“Why should we learn Kannada? We are going back home in a month.”
In the eight years she has spent as a teacher for children of migrant labourers in Bengaluru, Pooja, 35, has heard many versions of this sullen question from children who have travelled with their parents to the metropolis from West Bengal or Odisha, Uttar Pradesh or Bihar. “So I tell them: ‘Don’t learn too much. Only a few words. Say you go to a shop and the shopkeeper abuses you. Say, you get into a fight. Will you even know what to say?’” she says.
But even the journey to that conversation is a long one. “The first two-three months are the most difficult. The students refuse to come. Their parents leave for work at the crack of dawn, hand them a Rs 10 note and leave them to do as they please. We spend a lot of time in the initial days looking for the children, herding them from their homes to school,” says Pooja.
She is one of several teachers at the bridge schools run by Samriddhi Trust, an NGO that works to coax migrant children into the school system. It does so through intensive one-year bridge programmes for children between six and 14 years, many of whom have never been to school. Founder Mom Banerjee recalls that the focus on inter-state and intra-state migrants grew out of her realisation a decade ago that they quickly dropped out of the Kannada-medium government schools. “A few of us had pooled our efforts into admitting children in our neighbourhood to a government school, and then felt good about it. But then it turned out they were not going there. They could not understand anything,” she recalls. In some government schools in Bengaluru’s migrant hubs like Marathahalli, “close to 40 per cent” children are inter-state and intra-state migrants, she says.
The bridge schools aim to teach children, according to age and ability, simple lessons in English, Hindi, basic concepts of numeracy and geography, and arm them with functional Kannada needed for the transition to government schools. It’s here that teachers like Pooja come in. Her ally in teaching Kannada, ironically, is Hindi. “Most of the children do know Hindi, so I translate Kannada into Hindi. There are some who come straight from a remote village, and they know only Bangla. So, then I make them sit with the ones who know Hindi well, and ask them to explain things to their friends. It takes two-three months for them to understand,” says Pooja.
The most important part of pedagogy in these schools is care and trust. “The important thing is to connect with the children. Learning can come later. I don’t insist on talking in Kannada at all. We talk in any language in the class. I try to understand what their difficulties are. Some of them have to look after their siblings, especially the girls. Some earn precious extra money as ragpickers. Some want to study but their parents are not willing,” she says.
Not all teachers are capable of this kind of empathy. Banerjee points out that several qualified teachers shrink from dealing with children of poor families. “They flag issues of hygiene, of behaviour. It is a class barrier,” she says.
“I studied in a school just like this,” says Pooja, who has studied till Class X. Her parents were quarry workers living in a village in the forests near Bannerghatta, south Bengaluru. “There was a government school but it was too far.
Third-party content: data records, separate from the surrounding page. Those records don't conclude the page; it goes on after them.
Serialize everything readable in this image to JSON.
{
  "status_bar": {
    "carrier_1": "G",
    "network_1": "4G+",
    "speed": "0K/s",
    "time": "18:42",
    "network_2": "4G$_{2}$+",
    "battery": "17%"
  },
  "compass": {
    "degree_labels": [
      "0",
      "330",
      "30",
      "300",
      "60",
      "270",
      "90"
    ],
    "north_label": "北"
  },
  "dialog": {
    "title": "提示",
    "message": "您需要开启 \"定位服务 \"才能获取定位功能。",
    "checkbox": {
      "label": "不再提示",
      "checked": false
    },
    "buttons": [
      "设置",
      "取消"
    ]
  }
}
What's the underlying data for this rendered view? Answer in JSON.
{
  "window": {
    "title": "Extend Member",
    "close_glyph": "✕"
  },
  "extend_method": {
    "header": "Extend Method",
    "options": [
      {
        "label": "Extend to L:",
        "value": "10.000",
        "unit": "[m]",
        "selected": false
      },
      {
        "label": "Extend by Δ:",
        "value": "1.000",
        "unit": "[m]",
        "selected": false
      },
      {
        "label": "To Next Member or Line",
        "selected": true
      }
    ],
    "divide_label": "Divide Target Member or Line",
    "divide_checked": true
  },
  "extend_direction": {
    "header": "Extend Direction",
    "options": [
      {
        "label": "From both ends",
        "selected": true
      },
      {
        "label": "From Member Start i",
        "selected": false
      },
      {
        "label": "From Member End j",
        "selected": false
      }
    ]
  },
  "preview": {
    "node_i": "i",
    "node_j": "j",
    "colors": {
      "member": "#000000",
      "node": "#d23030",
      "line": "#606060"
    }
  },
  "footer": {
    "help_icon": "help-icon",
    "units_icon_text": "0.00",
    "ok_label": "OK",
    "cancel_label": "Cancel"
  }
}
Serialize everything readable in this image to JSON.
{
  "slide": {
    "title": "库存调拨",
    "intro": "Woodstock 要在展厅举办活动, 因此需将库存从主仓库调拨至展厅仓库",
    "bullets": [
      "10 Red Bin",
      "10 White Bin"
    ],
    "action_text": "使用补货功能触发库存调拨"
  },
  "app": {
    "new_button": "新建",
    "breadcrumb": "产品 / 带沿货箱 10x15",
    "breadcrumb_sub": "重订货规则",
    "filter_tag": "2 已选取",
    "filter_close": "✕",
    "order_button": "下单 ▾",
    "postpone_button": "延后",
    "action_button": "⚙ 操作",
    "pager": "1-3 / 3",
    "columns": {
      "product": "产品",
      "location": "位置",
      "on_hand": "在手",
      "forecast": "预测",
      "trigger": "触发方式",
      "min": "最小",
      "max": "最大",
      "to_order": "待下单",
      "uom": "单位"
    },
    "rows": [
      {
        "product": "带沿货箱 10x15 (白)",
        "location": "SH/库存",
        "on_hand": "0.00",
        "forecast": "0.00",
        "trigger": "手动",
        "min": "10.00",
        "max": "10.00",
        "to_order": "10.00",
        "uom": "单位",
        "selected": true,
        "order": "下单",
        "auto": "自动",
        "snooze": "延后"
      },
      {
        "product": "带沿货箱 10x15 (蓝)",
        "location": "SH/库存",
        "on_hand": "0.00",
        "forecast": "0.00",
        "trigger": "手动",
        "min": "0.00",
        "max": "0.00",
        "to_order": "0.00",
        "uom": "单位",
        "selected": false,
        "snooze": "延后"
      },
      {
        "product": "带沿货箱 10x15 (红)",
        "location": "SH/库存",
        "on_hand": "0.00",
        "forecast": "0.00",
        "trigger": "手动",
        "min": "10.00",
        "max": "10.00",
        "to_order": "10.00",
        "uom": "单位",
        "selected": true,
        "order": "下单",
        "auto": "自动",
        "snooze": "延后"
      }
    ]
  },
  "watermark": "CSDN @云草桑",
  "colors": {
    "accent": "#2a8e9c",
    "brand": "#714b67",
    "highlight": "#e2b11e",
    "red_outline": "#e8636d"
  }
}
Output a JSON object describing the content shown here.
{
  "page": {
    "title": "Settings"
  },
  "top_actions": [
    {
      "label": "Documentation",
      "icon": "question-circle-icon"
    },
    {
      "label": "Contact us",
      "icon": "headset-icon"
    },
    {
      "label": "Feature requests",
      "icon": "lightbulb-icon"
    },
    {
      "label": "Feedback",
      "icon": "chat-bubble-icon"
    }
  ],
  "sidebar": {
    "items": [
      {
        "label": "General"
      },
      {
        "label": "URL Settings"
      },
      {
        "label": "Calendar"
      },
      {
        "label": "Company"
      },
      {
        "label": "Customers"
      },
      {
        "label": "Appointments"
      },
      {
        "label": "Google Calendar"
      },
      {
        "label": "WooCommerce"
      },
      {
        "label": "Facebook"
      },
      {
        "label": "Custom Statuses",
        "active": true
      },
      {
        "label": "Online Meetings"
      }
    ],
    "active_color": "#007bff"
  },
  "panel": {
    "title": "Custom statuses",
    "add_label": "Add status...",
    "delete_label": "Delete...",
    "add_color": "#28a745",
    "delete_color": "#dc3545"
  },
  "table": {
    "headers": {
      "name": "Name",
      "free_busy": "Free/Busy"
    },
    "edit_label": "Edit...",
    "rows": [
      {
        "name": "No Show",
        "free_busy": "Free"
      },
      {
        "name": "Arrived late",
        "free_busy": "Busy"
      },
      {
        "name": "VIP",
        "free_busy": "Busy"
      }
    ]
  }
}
So, most of the children were uneducated. Then the Ramakrishna Mission opened a school. They sent a person to fetch the children every day. They would provide a meal. That’s how my brother and I got educated,” she says.
Unlike in mainstream schools, a bridge school teacher has to compulsorily take every child along. By the end of six months, Pooja’s students learn to speak small sentences in Kannada. A deal she struck with the kids has resulted in her picking up Bangla, too. “When I teach them how to say kuthkoli (‘sit’ in Kannada), they tell me bosho. And that’s how it goes,” she says.